Die Analysten, deren Konsens auf Marketscreener in Echtzeit einzusehen ist, denken in die gleiche Richtung und haben soeben ihre Erwartungen für die kommenden Jahre erhöht. Es ist genau dieser Schwung, der Marketscreener dazu veranlasst hat, Aktien von Flatex in das Marketscreener Portfolio Europa aufzunehmen.

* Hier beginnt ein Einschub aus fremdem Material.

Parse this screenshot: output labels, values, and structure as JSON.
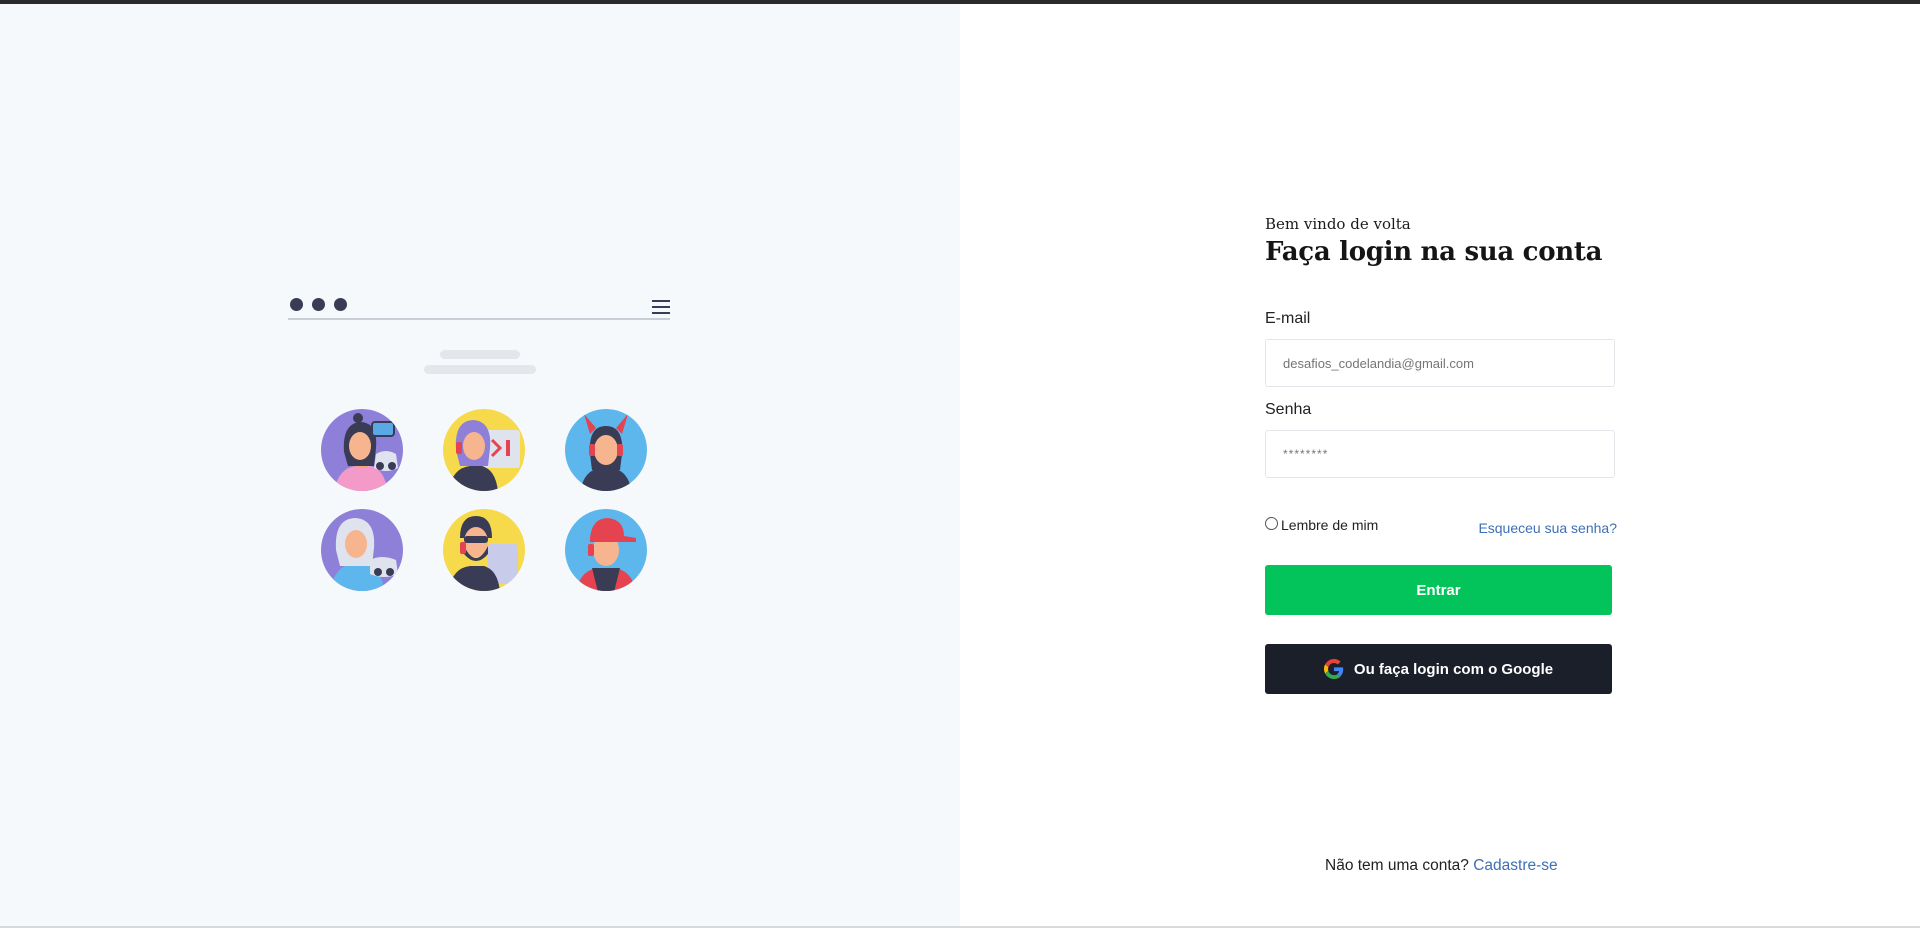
{
  "colors": {
    "accent_green": "#03c45a",
    "google_button": "#1b1f2a",
    "link_blue": "#3d6fb5",
    "left_panel_bg": "#f5f9fc"
  },
  "illustration": {
    "menu_icon": "hamburger-menu-icon",
    "avatars": [
      "avatar-woman-vr-headset",
      "avatar-person-code-screen",
      "avatar-woman-devil-horns",
      "avatar-gray-hair-gamepad",
      "avatar-man-sunglasses-beard",
      "avatar-man-red-cap"
    ]
  },
  "login": {
    "welcome": "Bem vindo de volta",
    "heading": "Faça login na sua conta",
    "email_label": "E-mail",
    "email_placeholder": "desafios_codelandia@gmail.com",
    "password_label": "Senha",
    "password_value": "********",
    "remember_label": "Lembre de mim",
    "forgot_label": "Esqueceu sua senha?",
    "submit_label": "Entrar",
    "google_label": "Ou faça login com o Google",
    "google_icon": "google-g-icon"
  },
  "signup": {
    "prompt": "Não tem uma conta?",
    "link": "Cadastre-se"
  }
}
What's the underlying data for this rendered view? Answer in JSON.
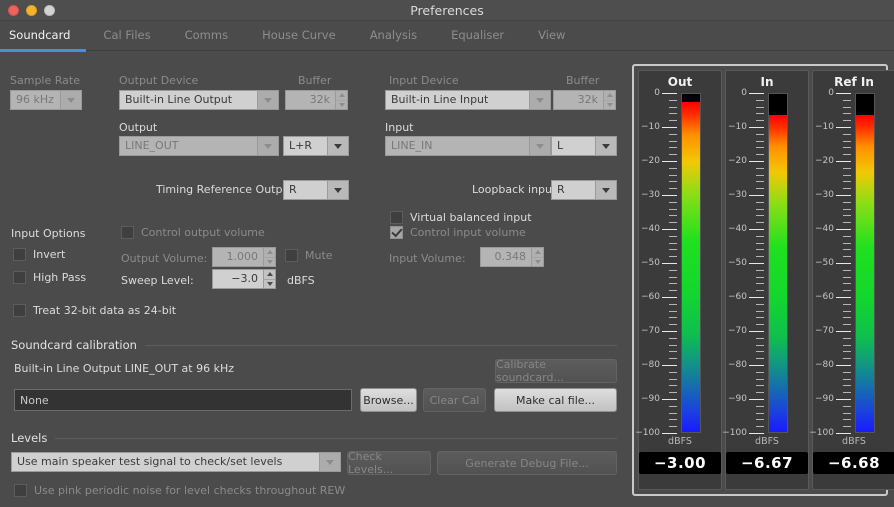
{
  "window": {
    "title": "Preferences"
  },
  "tabs": [
    {
      "label": "Soundcard",
      "active": true
    },
    {
      "label": "Cal Files",
      "active": false
    },
    {
      "label": "Comms",
      "active": false
    },
    {
      "label": "House Curve",
      "active": false
    },
    {
      "label": "Analysis",
      "active": false
    },
    {
      "label": "Equaliser",
      "active": false
    },
    {
      "label": "View",
      "active": false
    }
  ],
  "soundcard": {
    "sample_rate_label": "Sample Rate",
    "sample_rate_value": "96 kHz",
    "output_device_label": "Output Device",
    "output_device_value": "Built-in Line Output",
    "output_buffer_label": "Buffer",
    "output_buffer_value": "32k",
    "output_label": "Output",
    "output_value": "LINE_OUT",
    "output_channel_value": "L+R",
    "timing_reference_label": "Timing Reference Output",
    "timing_reference_value": "R",
    "input_device_label": "Input Device",
    "input_device_value": "Built-in Line Input",
    "input_buffer_label": "Buffer",
    "input_buffer_value": "32k",
    "input_label": "Input",
    "input_value": "LINE_IN",
    "input_channel_value": "L",
    "virtual_balanced_label": "Virtual balanced input",
    "virtual_balanced_checked": false,
    "loopback_label": "Loopback input",
    "loopback_value": "R",
    "input_options_label": "Input Options",
    "invert_label": "Invert",
    "invert_checked": false,
    "high_pass_label": "High Pass",
    "high_pass_checked": false,
    "treat32_label": "Treat 32-bit data as 24-bit",
    "treat32_checked": false,
    "control_output_volume_label": "Control output volume",
    "control_output_volume_checked": false,
    "output_volume_label": "Output Volume:",
    "output_volume_value": "1.000",
    "mute_label": "Mute",
    "mute_checked": false,
    "sweep_level_label": "Sweep Level:",
    "sweep_level_value": "-3.0",
    "sweep_level_units": "dBFS",
    "control_input_volume_label": "Control input volume",
    "control_input_volume_checked": true,
    "input_volume_label": "Input Volume:",
    "input_volume_value": "0.348"
  },
  "calibration": {
    "section_label": "Soundcard calibration",
    "device_line": "Built-in Line Output LINE_OUT at 96 kHz",
    "cal_file_value": "None",
    "calibrate_button": "Calibrate soundcard...",
    "browse_button": "Browse...",
    "clear_button": "Clear Cal",
    "make_cal_button": "Make cal file..."
  },
  "levels": {
    "section_label": "Levels",
    "select_value": "Use main speaker test signal to check/set levels",
    "check_levels_button": "Check Levels...",
    "debug_file_button": "Generate Debug File...",
    "pink_noise_label": "Use pink periodic noise for level checks throughout REW",
    "pink_noise_checked": false
  },
  "meters": {
    "units": "dBFS",
    "scale_min": -100,
    "scale_max": 0,
    "major_ticks": [
      0,
      -10,
      -20,
      -30,
      -40,
      -50,
      -60,
      -70,
      -80,
      -90,
      -100
    ],
    "minor_tick_step": 2,
    "channels": [
      {
        "title": "Out",
        "value": "-3.00",
        "level_db": -3.0
      },
      {
        "title": "In",
        "value": "-6.67",
        "level_db": -6.67
      },
      {
        "title": "Ref In",
        "value": "-6.68",
        "level_db": -6.68
      }
    ]
  }
}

Am Rande eines Ausführungsfehlers, vor dem niemand jemals gefeit ist, kann man dem Unternehmen die schlechte Lesbarkeit der Bilanz ankreiden - wie bei allen anderen Brokern ist es schwierig, die Verpflichtungen genauer zu verstehen.

Flatex ist gut kapitalisiert, die Banklizenz - die die Gruppe einer sehr restriktiven Regulierung unterwirft – bietet darüber hinaus ein gewisses Maß an Sicherheit.